At one point, she disappeared for a few days and then reappeared, turning up at a police station in Cairo to declare she wanted to convert and needed protection.

Police said they notified Archbishop Bakhamyous and he insisted on meeting Constantine in a monastery, not at the police station. But police refused.

It was thought at the time that a colleague may have been trying to influence her to convert to Islam.

"Someone used her deteriorating relationship with her husband and told her that Islam offers her the solution," said Archbishop Mouses, a top aide to the Coptic pope.

When she disappeared, hundreds of Christians accused Muslims of abducting her to force her to convert to Islam. After a few days, however, Egyptian judicial authorities announced that she had turned up and they said she remained a Christian.

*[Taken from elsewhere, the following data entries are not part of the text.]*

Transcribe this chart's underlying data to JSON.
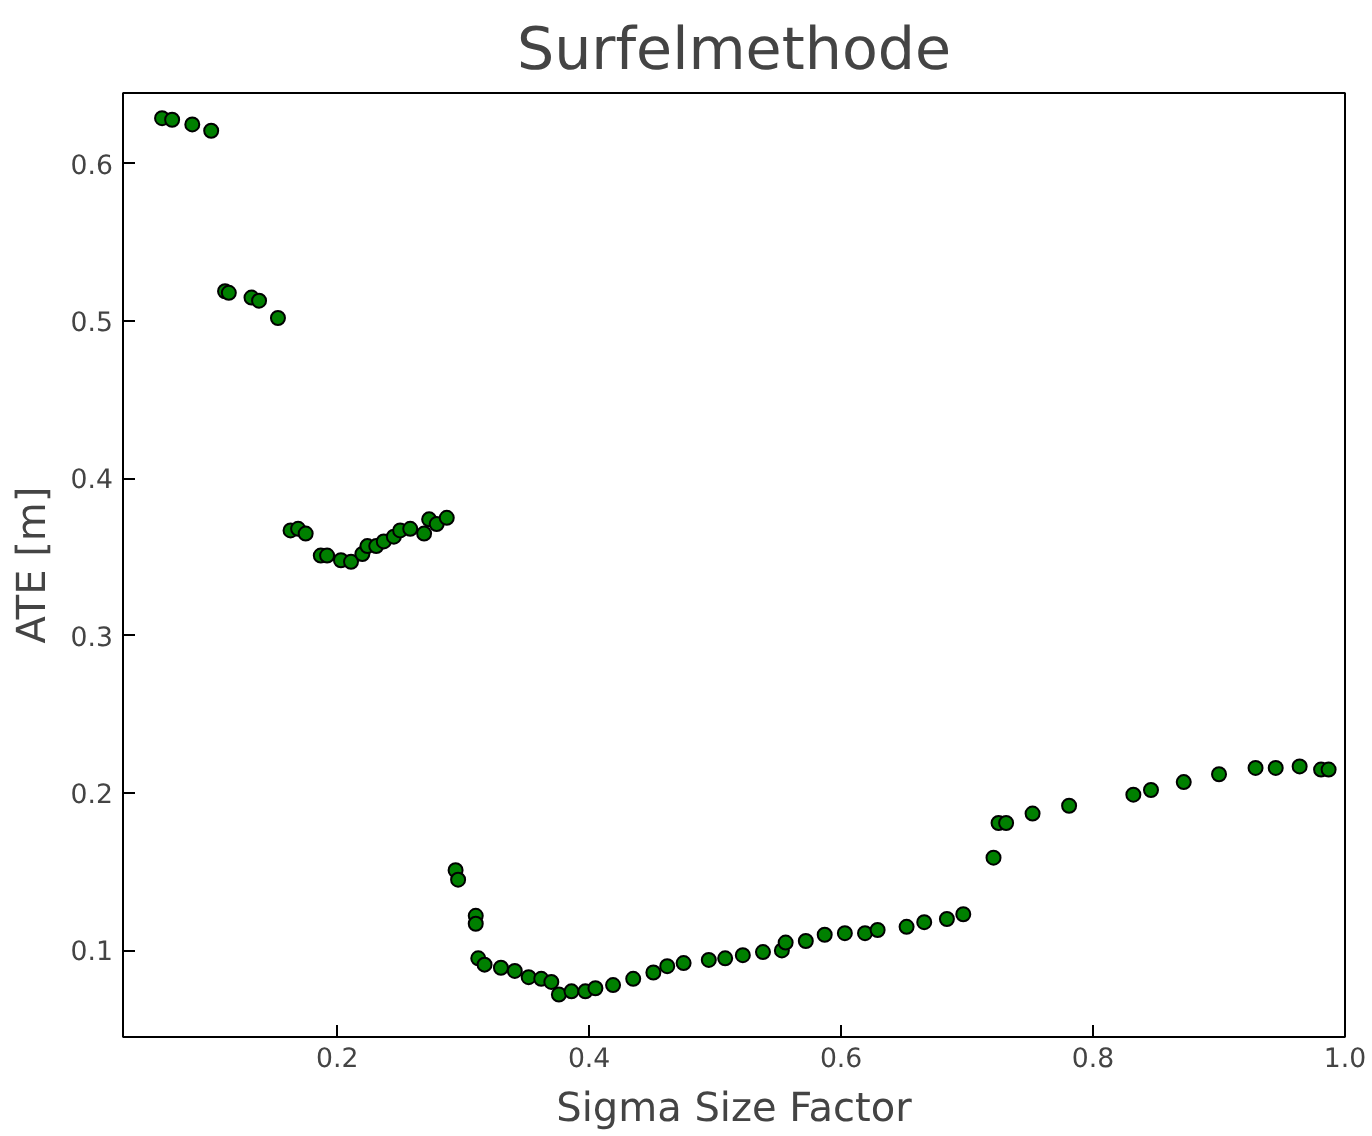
{
  "chart_data": {
    "type": "scatter",
    "title": "Surfelmethode",
    "xlabel": "Sigma Size Factor",
    "ylabel": "ATE [m]",
    "xlim": [
      0.03,
      1.0
    ],
    "ylim": [
      0.045,
      0.645
    ],
    "xticks": [
      0.2,
      0.4,
      0.6,
      0.8,
      {
        "value": 1.0,
        "label": "1.0"
      }
    ],
    "yticks": [
      0.1,
      0.2,
      0.3,
      0.4,
      0.5,
      0.6
    ],
    "grid": false,
    "marker": "circle",
    "series": [
      {
        "color": "#008000",
        "x": [
          0.061,
          0.069,
          0.085,
          0.1,
          0.111,
          0.114,
          0.132,
          0.138,
          0.153,
          0.163,
          0.169,
          0.175,
          0.187,
          0.192,
          0.203,
          0.211,
          0.22,
          0.224,
          0.231,
          0.237,
          0.245,
          0.25,
          0.258,
          0.269,
          0.273,
          0.279,
          0.287,
          0.294,
          0.296,
          0.31,
          0.31,
          0.312,
          0.317,
          0.33,
          0.341,
          0.352,
          0.362,
          0.37,
          0.376,
          0.386,
          0.397,
          0.405,
          0.419,
          0.435,
          0.451,
          0.462,
          0.475,
          0.495,
          0.508,
          0.522,
          0.538,
          0.553,
          0.556,
          0.572,
          0.587,
          0.603,
          0.619,
          0.629,
          0.652,
          0.666,
          0.684,
          0.697,
          0.721,
          0.725,
          0.731,
          0.752,
          0.781,
          0.832,
          0.846,
          0.872,
          0.9,
          0.929,
          0.945,
          0.964,
          0.981,
          0.987
        ],
        "values": [
          0.629,
          0.628,
          0.625,
          0.621,
          0.519,
          0.518,
          0.515,
          0.513,
          0.502,
          0.367,
          0.368,
          0.365,
          0.351,
          0.351,
          0.348,
          0.347,
          0.352,
          0.357,
          0.357,
          0.36,
          0.363,
          0.367,
          0.368,
          0.365,
          0.374,
          0.371,
          0.375,
          0.151,
          0.145,
          0.122,
          0.117,
          0.095,
          0.091,
          0.089,
          0.087,
          0.083,
          0.082,
          0.08,
          0.072,
          0.074,
          0.074,
          0.076,
          0.078,
          0.082,
          0.086,
          0.09,
          0.092,
          0.094,
          0.095,
          0.097,
          0.099,
          0.1,
          0.105,
          0.106,
          0.11,
          0.111,
          0.111,
          0.113,
          0.115,
          0.118,
          0.12,
          0.123,
          0.159,
          0.181,
          0.181,
          0.187,
          0.192,
          0.199,
          0.202,
          0.207,
          0.212,
          0.216,
          0.216,
          0.217,
          0.215,
          0.215
        ]
      }
    ]
  }
}
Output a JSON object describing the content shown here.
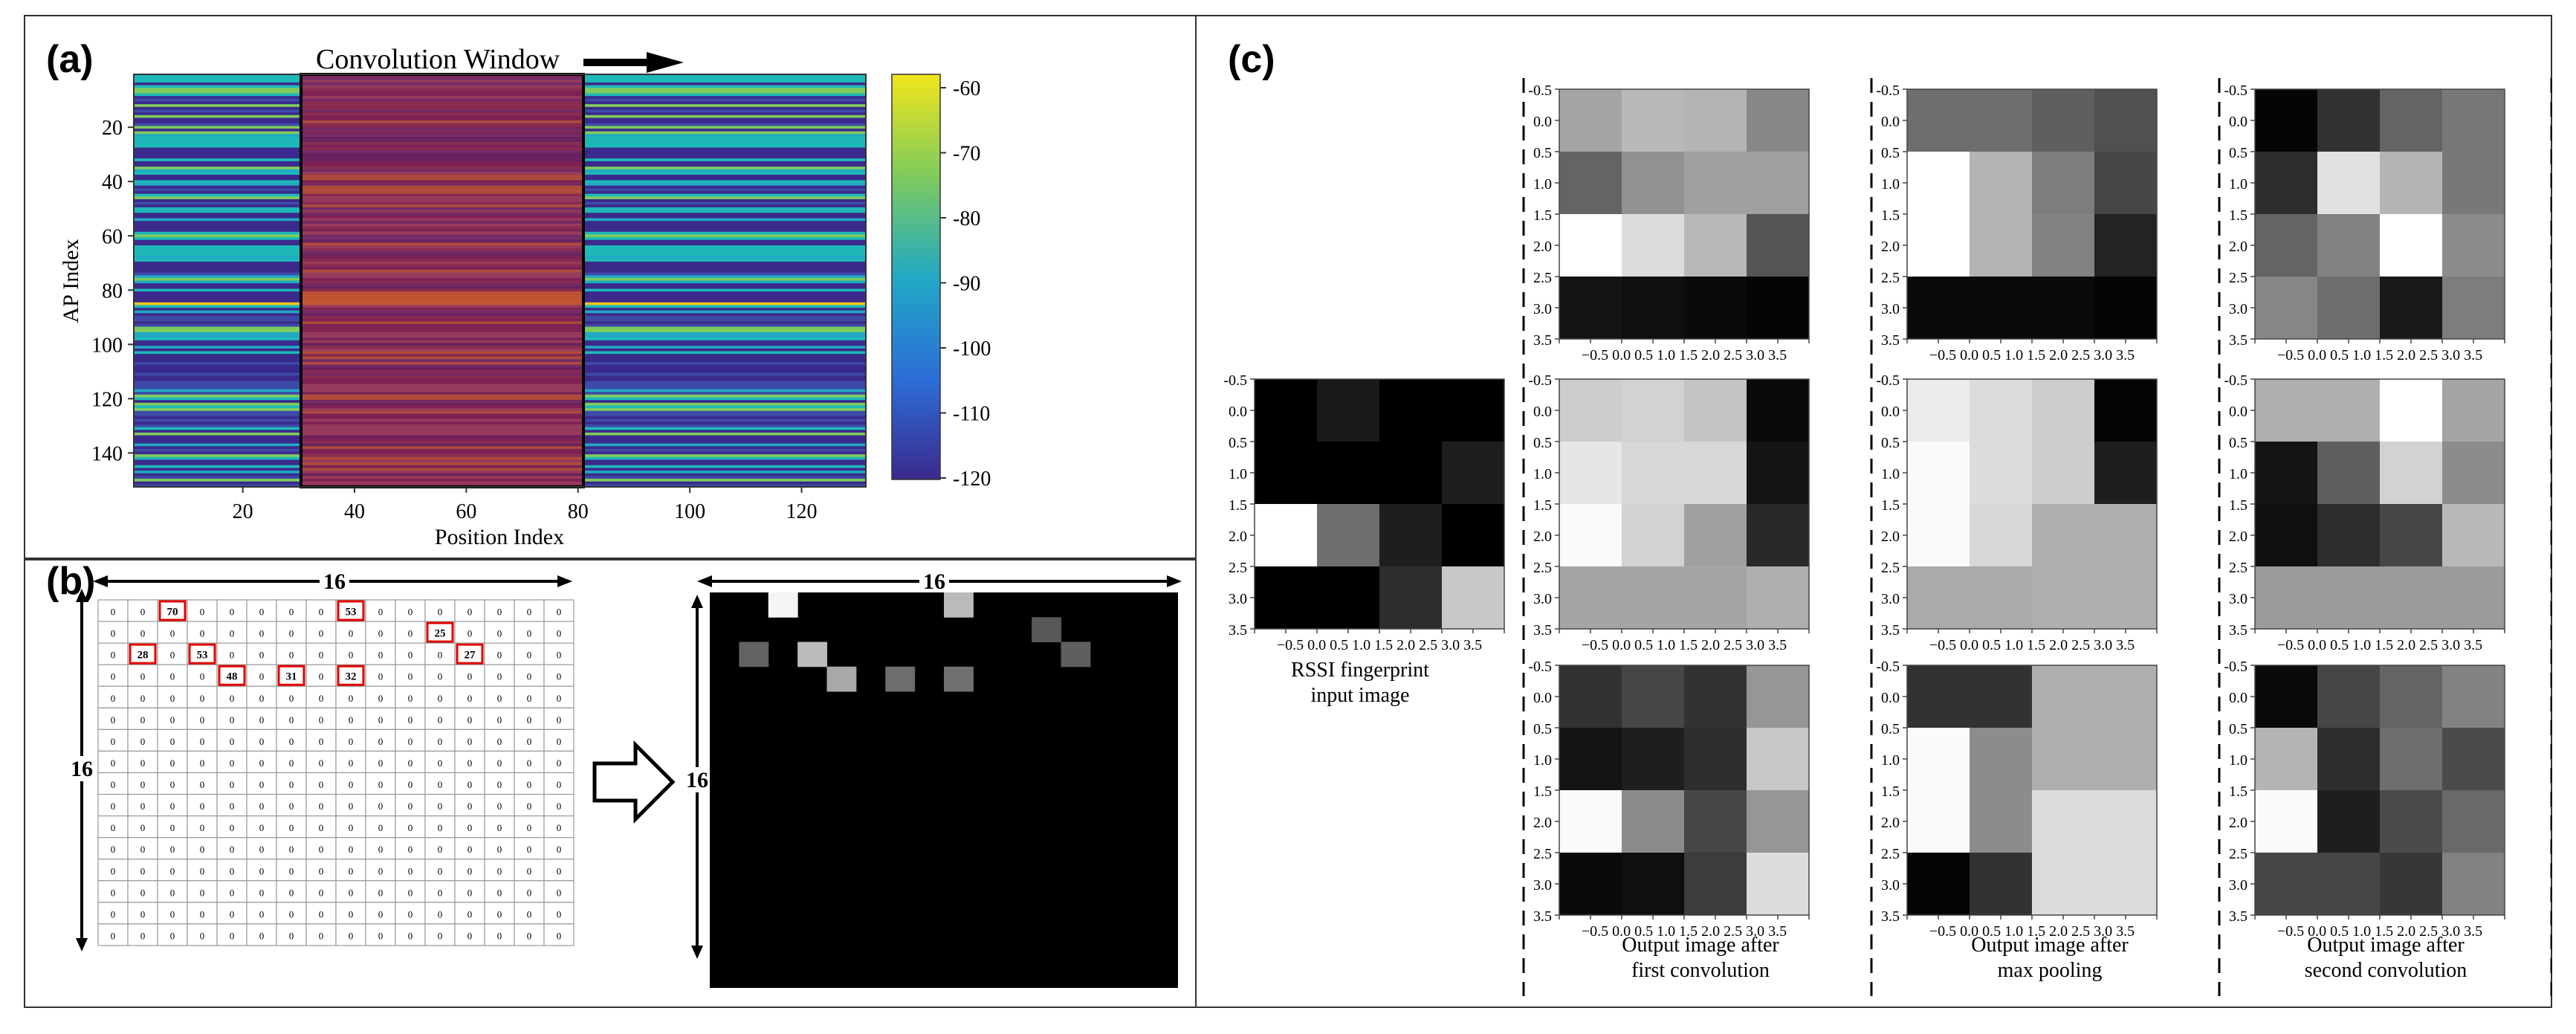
{
  "panel_labels": {
    "a": "(a)",
    "b": "(b)",
    "c": "(c)"
  },
  "panel_a": {
    "window_label": "Convolution Window",
    "xlabel": "Position Index",
    "ylabel": "AP Index",
    "x_ticks": [
      "20",
      "40",
      "60",
      "80",
      "100",
      "120"
    ],
    "y_ticks": [
      "20",
      "40",
      "60",
      "80",
      "100",
      "120",
      "140"
    ],
    "colorbar_ticks": [
      "-60",
      "-70",
      "-80",
      "-90",
      "-100",
      "-110",
      "-120"
    ],
    "colors": {
      "low": "#3b2a8c",
      "mid": "#21a9c4",
      "high": "#f2e51d"
    }
  },
  "panel_b": {
    "dim_label": "16",
    "grid_size": 16,
    "nonzero": [
      {
        "row": 0,
        "col": 2,
        "value": 70
      },
      {
        "row": 0,
        "col": 8,
        "value": 53
      },
      {
        "row": 1,
        "col": 11,
        "value": 25
      },
      {
        "row": 2,
        "col": 1,
        "value": 28
      },
      {
        "row": 2,
        "col": 3,
        "value": 53
      },
      {
        "row": 2,
        "col": 12,
        "value": 27
      },
      {
        "row": 3,
        "col": 4,
        "value": 48
      },
      {
        "row": 3,
        "col": 6,
        "value": 31
      },
      {
        "row": 3,
        "col": 8,
        "value": 32
      }
    ],
    "zero_value": "0"
  },
  "panel_c": {
    "axis_ticks": [
      "-0.5",
      "0.0",
      "0.5",
      "1.0",
      "1.5",
      "2.0",
      "2.5",
      "3.0",
      "3.5"
    ],
    "x_ticks_text": "−0.5 0.0  0.5  1.0  1.5  2.0  2.5  3.0  3.5",
    "input_caption": [
      "RSSI fingerprint",
      "input image"
    ],
    "captions": [
      [
        "Output image after",
        "first convolution"
      ],
      [
        "Output image after",
        "max pooling"
      ],
      [
        "Output image after",
        "second convolution"
      ]
    ],
    "input_image": [
      [
        0,
        25,
        0,
        0
      ],
      [
        0,
        0,
        0,
        30
      ],
      [
        255,
        110,
        30,
        0
      ],
      [
        0,
        0,
        45,
        200
      ]
    ],
    "images": [
      [
        [
          [
            165,
            185,
            180,
            135
          ],
          [
            100,
            145,
            160,
            160
          ],
          [
            255,
            220,
            185,
            85
          ],
          [
            20,
            15,
            10,
            5
          ]
        ],
        [
          [
            205,
            210,
            195,
            10
          ],
          [
            230,
            215,
            215,
            20
          ],
          [
            250,
            210,
            160,
            40
          ],
          [
            165,
            165,
            165,
            175
          ]
        ],
        [
          [
            50,
            70,
            50,
            150
          ],
          [
            20,
            30,
            45,
            200
          ],
          [
            250,
            140,
            70,
            150
          ],
          [
            10,
            15,
            60,
            220
          ]
        ]
      ],
      [
        [
          [
            110,
            110,
            95,
            80
          ],
          [
            255,
            180,
            125,
            70
          ],
          [
            255,
            180,
            130,
            35
          ],
          [
            10,
            10,
            10,
            5
          ]
        ],
        [
          [
            235,
            220,
            205,
            5
          ],
          [
            250,
            220,
            205,
            30
          ],
          [
            250,
            215,
            175,
            175
          ],
          [
            170,
            170,
            175,
            175
          ]
        ],
        [
          [
            50,
            50,
            175,
            175
          ],
          [
            250,
            140,
            175,
            175
          ],
          [
            250,
            140,
            220,
            220
          ],
          [
            5,
            50,
            220,
            220
          ]
        ]
      ],
      [
        [
          [
            5,
            50,
            100,
            120
          ],
          [
            45,
            225,
            180,
            120
          ],
          [
            100,
            130,
            255,
            140
          ],
          [
            135,
            110,
            25,
            125
          ]
        ],
        [
          [
            175,
            175,
            255,
            165
          ],
          [
            20,
            95,
            210,
            140
          ],
          [
            15,
            45,
            70,
            185
          ],
          [
            155,
            155,
            155,
            155
          ]
        ],
        [
          [
            10,
            70,
            100,
            130
          ],
          [
            180,
            45,
            110,
            75
          ],
          [
            250,
            30,
            75,
            105
          ],
          [
            70,
            70,
            55,
            130
          ]
        ]
      ]
    ]
  }
}
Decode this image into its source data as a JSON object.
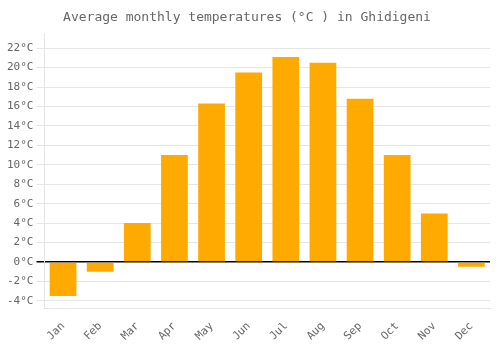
{
  "chart_data": {
    "type": "bar",
    "title": "Average monthly temperatures (°C ) in Ghidigeni",
    "categories": [
      "Jan",
      "Feb",
      "Mar",
      "Apr",
      "May",
      "Jun",
      "Jul",
      "Aug",
      "Sep",
      "Oct",
      "Nov",
      "Dec"
    ],
    "values": [
      -3.5,
      -1.0,
      4.0,
      11.0,
      16.3,
      19.5,
      21.1,
      20.5,
      16.8,
      11.0,
      5.0,
      -0.5
    ],
    "color": "#FFAA00",
    "ylim": [
      -4.8,
      23.5
    ],
    "yticks": [
      {
        "value": -4,
        "label": "-4°C"
      },
      {
        "value": -2,
        "label": "-2°C"
      },
      {
        "value": 0,
        "label": "0°C"
      },
      {
        "value": 2,
        "label": "2°C"
      },
      {
        "value": 4,
        "label": "4°C"
      },
      {
        "value": 6,
        "label": "6°C"
      },
      {
        "value": 8,
        "label": "8°C"
      },
      {
        "value": 10,
        "label": "10°C"
      },
      {
        "value": 12,
        "label": "12°C"
      },
      {
        "value": 14,
        "label": "14°C"
      },
      {
        "value": 16,
        "label": "16°C"
      },
      {
        "value": 18,
        "label": "18°C"
      },
      {
        "value": 20,
        "label": "20°C"
      },
      {
        "value": 22,
        "label": "22°C"
      }
    ],
    "grid": true
  }
}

Police said they handed Constantine over to the Church after she came to police for help.

Her husband later died in 2006.

Shehata's strikingly similar story began to emerge in July this year.

The mother of a 2-year-old boy, she was working as a teacher in the town of Deir Mawas in Minya province, about 90 miles (150 kilometers) south of Cairo.

Egyptian news reports said she too left her home and disappeared for a few days.

Her husband, Father Tadous Samaan, rallied Christian protesters in Cairo, accusing Muslims of abducting his wife and forcing her to convert to Islam.

Three days after her disappearance, the church announced that Shehata was staying at a friend's house in Cairo taking a break and that she remained a Christian.

Under heavy pressure from Islamists who accused the Church of holding her against her will, Shehata appeared in September in a videotape posted on an Egyptian news website, al-Youm al-Saba or the Seventh Day, insisting she had never converted to Islam.

"I am Christian and I will die as Christian," the young woman standing in front of a picture of Jesus said in the video. But many Muslims doubted its authenticity.

According to the Coptic lawyer Giberail, police handed Shehata over to the Church.

Islamists have accused the police of collaborating with the church by handing the two "Muslim" women over to Church authorities to reconvert them.

The women's whereabouts are currently unknown. But Egyptian news reports say Constantine has lived the past six years in Saint Bishoy Monastery in the oasis of Wadi Natroun in the desert south of Alexandria, while Shehata stays with nuns in a Church residence in Cairo.

Both have been incommunicado, and their families and Coptic officials refuse to discuss their situations.